Dalam surat tersebut memuat latar belakang kronologi termasuk aspek teknikal, komersial, dan sasaran jangka panjang perusahaan. "Kemudian tindak lanjut dari situ di kalimat terakhir disebut 'Mohon bantuan senior vice president Rembangnis termasuk korporat untuk memproses persetujuan direksi dan dekom'. Dari situ saja, saya oh ini lagi diproses untuk persetujuan dekom," ungkapnya.
Menurut Genades, dalam surat senior vice president business development kepada senior vice president Rembangnis itu juga melampirkan naskah memorandum direktur utama (dirut) Pertamina kepada Dekom.
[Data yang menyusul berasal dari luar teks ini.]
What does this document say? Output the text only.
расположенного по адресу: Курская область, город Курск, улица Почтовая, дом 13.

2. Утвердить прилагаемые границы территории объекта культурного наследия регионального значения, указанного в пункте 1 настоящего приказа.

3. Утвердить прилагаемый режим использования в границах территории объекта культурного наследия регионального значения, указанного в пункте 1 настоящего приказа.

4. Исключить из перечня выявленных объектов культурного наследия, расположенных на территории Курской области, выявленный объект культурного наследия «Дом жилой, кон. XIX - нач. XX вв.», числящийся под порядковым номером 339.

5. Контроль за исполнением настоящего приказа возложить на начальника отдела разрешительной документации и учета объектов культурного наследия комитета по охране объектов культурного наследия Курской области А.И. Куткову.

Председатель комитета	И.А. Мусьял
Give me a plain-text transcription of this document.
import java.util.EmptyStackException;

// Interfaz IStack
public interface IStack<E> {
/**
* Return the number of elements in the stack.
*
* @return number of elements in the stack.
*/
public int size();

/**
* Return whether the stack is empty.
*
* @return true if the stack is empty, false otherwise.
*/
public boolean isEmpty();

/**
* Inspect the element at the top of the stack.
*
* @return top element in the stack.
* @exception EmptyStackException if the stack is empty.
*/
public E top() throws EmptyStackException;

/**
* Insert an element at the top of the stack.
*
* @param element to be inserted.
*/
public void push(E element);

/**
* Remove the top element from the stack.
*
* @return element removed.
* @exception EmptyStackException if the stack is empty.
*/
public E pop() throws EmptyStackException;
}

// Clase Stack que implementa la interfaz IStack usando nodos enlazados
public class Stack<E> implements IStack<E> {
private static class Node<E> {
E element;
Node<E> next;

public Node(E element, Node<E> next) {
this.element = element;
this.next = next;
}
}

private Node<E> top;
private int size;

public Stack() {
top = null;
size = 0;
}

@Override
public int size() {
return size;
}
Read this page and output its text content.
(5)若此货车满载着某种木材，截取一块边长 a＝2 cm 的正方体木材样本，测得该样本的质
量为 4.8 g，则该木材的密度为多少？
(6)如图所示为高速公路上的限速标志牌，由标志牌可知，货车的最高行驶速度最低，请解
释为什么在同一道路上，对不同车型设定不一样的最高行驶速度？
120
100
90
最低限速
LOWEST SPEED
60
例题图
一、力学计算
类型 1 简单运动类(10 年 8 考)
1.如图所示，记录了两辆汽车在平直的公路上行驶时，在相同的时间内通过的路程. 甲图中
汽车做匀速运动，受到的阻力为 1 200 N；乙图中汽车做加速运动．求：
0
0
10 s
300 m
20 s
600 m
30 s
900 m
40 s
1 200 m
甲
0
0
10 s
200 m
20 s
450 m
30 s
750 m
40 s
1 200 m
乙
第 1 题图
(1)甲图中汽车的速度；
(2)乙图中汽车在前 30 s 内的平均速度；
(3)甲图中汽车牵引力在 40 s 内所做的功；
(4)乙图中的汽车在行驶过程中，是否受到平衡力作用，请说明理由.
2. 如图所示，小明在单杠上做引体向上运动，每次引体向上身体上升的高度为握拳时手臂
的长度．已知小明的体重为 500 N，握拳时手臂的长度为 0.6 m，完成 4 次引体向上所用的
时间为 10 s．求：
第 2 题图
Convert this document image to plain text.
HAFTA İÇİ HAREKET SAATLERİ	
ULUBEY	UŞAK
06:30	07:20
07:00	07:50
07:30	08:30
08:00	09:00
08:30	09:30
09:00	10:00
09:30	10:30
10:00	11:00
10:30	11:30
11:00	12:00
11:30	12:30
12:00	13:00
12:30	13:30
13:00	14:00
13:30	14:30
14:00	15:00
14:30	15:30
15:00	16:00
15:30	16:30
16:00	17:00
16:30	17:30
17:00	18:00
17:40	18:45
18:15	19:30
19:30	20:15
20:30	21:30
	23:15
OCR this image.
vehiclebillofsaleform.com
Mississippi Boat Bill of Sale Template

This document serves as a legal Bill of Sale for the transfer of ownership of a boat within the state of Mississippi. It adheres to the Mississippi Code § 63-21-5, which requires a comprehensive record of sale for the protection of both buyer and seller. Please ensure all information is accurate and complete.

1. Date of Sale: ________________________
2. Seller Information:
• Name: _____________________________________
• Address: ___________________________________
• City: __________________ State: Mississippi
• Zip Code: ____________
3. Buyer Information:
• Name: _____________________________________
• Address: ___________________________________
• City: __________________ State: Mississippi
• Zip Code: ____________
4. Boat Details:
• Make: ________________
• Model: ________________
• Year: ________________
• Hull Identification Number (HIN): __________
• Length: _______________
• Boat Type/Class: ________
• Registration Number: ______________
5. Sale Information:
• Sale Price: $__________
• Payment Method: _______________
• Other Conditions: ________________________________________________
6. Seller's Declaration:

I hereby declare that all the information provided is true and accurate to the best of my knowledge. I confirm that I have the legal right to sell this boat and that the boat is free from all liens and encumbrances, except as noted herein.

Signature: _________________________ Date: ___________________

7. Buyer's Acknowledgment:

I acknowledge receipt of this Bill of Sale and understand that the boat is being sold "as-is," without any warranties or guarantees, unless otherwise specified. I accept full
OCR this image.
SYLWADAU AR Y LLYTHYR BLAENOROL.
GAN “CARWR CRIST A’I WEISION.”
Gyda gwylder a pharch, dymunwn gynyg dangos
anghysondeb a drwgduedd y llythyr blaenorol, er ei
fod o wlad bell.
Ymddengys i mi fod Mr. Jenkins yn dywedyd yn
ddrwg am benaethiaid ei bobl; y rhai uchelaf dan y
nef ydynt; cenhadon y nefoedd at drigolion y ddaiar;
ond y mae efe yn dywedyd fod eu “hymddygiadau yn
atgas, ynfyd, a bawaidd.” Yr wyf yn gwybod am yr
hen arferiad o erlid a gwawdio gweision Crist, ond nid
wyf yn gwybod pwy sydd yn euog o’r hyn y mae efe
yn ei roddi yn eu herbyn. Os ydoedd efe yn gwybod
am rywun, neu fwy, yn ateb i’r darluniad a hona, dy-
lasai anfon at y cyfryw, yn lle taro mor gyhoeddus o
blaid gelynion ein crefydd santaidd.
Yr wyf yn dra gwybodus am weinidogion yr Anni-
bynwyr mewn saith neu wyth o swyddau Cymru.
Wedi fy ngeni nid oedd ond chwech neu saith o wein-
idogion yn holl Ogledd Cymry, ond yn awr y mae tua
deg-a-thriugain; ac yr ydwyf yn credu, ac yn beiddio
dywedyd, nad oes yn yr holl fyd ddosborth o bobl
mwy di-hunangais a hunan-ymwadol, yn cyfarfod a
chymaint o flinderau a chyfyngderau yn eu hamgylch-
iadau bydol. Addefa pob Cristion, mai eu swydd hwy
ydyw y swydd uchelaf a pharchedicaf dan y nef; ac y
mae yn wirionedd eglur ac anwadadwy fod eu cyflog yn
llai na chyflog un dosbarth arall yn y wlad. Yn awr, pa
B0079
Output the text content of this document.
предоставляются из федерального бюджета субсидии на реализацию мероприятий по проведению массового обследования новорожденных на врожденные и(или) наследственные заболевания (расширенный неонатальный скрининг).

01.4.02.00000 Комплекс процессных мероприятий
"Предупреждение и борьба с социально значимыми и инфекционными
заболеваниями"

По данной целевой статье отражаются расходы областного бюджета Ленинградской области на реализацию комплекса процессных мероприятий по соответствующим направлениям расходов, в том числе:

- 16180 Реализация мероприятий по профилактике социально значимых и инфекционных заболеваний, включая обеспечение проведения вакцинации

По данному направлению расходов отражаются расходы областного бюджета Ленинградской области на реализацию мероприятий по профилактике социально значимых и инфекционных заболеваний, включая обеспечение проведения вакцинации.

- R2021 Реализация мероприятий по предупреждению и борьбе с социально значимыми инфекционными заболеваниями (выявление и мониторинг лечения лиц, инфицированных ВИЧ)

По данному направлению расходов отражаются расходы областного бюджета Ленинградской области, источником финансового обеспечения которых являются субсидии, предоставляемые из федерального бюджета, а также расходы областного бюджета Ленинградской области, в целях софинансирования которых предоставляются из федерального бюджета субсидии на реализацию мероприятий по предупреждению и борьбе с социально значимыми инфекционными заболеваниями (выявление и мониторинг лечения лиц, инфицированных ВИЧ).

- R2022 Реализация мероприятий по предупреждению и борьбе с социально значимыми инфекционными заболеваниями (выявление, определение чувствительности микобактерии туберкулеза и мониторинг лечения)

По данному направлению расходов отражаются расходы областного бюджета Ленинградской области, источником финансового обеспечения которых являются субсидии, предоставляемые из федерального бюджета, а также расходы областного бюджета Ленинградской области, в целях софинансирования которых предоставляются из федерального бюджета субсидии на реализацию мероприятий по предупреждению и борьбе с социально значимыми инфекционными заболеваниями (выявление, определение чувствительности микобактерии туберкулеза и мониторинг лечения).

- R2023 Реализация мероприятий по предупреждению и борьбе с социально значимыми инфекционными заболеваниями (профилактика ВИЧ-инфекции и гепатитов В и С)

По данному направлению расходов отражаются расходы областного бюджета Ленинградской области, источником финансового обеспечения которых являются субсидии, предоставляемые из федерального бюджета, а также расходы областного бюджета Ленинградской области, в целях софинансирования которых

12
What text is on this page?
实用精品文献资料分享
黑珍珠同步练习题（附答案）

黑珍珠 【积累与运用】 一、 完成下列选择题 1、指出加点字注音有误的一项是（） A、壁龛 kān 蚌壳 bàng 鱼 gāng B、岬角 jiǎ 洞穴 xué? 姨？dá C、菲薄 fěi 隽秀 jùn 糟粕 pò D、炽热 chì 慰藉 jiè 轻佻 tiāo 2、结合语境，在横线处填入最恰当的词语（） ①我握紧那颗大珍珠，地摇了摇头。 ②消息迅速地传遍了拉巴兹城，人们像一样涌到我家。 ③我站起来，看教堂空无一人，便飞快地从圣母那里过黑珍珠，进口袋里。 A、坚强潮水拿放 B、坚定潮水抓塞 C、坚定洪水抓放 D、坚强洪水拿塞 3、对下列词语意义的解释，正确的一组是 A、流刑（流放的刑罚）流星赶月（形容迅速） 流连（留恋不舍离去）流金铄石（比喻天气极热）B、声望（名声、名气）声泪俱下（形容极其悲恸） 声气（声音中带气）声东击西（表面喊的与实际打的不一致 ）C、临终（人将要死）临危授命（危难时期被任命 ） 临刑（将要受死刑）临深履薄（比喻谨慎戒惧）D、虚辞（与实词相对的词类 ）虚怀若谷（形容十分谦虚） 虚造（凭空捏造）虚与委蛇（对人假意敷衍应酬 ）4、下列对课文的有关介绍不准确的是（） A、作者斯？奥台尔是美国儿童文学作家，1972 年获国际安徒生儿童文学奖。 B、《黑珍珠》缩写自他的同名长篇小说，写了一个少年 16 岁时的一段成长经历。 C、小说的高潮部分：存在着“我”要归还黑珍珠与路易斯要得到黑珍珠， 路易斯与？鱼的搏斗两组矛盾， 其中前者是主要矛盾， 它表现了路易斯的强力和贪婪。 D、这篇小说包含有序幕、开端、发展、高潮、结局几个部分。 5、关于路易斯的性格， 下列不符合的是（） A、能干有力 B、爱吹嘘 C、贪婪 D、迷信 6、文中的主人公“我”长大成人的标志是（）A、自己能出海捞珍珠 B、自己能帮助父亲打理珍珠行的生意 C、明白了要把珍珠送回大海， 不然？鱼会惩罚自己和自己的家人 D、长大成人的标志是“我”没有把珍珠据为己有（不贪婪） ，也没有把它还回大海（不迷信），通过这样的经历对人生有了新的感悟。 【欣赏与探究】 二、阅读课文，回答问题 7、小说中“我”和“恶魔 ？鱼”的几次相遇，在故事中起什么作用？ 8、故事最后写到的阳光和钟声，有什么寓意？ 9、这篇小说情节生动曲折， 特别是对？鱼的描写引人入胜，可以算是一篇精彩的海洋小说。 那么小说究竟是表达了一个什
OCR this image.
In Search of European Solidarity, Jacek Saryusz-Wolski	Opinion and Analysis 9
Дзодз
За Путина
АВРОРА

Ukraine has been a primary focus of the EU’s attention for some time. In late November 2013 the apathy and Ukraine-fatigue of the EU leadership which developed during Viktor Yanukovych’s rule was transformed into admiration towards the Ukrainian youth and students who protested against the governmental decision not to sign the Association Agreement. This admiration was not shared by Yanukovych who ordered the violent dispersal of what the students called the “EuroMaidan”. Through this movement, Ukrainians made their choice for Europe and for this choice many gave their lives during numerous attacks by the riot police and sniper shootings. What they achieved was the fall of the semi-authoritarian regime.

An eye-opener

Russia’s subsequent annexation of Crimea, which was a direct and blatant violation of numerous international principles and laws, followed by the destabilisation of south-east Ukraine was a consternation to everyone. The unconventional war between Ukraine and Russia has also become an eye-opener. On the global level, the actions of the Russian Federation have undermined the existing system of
"Sudah ada informasi persetujuan komisaris sudah ada. Bunyi kata-katanya memo tersebut adalah dewan komisaris menyetujui usulan direksi untuk mengikuti atau melakukan bidding project diamond," katanya.
Menurut Genades, persetujuan dekom merupakan keniscayaan karena Anggaran Dasar (AD) Pertamina Akta Nomor 3 Tahun 2009 yang berlaku saat itu, yakni pada Pasal11 Ayat 8 huruf c. Intinya, bahwa perbuatan direksi harus mendapat persetujuan tertulis dari dekom.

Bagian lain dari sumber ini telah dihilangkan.